Trinity Dawn Bird, 15, and Leah Dominique House, 14, took the stimulant during a wedding celebration Sunday, March 22. Both died later that week.

More than 200 people attended the memorial service Saturday.

Young people from the community carried red roses in honour of the teens, and traditional First Nations drummers played as the girls' caskets were carried away.

Billy Morin, who came to pay his respects, said he's fed up with the drugs being distributed in the small community.

"All the drug dealers need to get out of here, it's not good. [There's] lots of drug dealers. All the partying, drugs and alcohol needs to change. It seems to be what's messing up our people," Morin said.

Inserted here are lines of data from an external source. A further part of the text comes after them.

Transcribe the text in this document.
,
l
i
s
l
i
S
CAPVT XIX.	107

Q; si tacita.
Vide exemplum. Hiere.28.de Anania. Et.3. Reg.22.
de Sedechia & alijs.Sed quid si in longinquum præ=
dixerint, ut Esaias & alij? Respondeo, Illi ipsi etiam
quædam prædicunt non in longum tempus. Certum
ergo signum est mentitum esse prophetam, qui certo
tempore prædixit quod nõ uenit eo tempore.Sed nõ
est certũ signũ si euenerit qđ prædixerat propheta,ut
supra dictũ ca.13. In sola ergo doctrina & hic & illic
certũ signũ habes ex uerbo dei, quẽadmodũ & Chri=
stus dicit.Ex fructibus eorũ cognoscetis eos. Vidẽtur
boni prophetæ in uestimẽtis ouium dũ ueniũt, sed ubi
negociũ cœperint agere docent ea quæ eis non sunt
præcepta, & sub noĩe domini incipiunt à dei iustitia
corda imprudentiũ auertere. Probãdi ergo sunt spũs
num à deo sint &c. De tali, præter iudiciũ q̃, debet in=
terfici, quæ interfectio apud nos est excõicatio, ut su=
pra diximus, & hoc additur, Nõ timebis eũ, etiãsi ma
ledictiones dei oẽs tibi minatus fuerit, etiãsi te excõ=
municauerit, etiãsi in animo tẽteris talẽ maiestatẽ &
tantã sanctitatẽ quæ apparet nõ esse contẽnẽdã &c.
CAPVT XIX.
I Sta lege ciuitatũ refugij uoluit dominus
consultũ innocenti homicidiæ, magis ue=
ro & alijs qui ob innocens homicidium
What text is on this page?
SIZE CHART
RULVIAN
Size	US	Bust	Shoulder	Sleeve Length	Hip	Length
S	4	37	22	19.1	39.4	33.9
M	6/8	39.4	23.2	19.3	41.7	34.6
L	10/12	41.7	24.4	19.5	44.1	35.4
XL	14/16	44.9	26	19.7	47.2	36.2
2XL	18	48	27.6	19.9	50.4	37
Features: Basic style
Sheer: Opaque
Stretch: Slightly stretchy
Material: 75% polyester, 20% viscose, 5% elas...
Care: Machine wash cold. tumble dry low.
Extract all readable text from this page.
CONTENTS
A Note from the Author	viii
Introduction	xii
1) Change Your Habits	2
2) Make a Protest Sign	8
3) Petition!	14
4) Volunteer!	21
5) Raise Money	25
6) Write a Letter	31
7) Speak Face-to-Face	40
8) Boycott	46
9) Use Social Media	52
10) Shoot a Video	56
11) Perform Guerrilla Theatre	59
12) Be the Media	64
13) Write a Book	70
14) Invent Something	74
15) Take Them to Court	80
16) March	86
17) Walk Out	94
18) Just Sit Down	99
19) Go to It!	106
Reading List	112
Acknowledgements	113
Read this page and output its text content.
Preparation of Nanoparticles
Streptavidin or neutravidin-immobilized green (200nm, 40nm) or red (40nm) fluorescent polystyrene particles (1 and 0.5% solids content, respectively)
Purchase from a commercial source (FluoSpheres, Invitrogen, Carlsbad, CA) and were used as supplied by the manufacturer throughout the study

Police were called to a wedding early last Sunday after four teenage girls suddenly became ill after taking the stimulant ecstasy. Three girls were rushed to hospital.

Trinity, who had been in a coma, died in hospital Tuesday night.

Leah died Wednesday. She had also been in a coma.

The third teen was released from hospital on Wednesday.

The fourth girl was assessed and treated on site Sunday morning.

A 16-year-old boy faces nine charges, including two counts of criminal negligence causing death, in relation to the drug-related deaths.

The Paul Band First Nation is 80 kilometres west of Edmonton on the Wabamun Lake Reserve.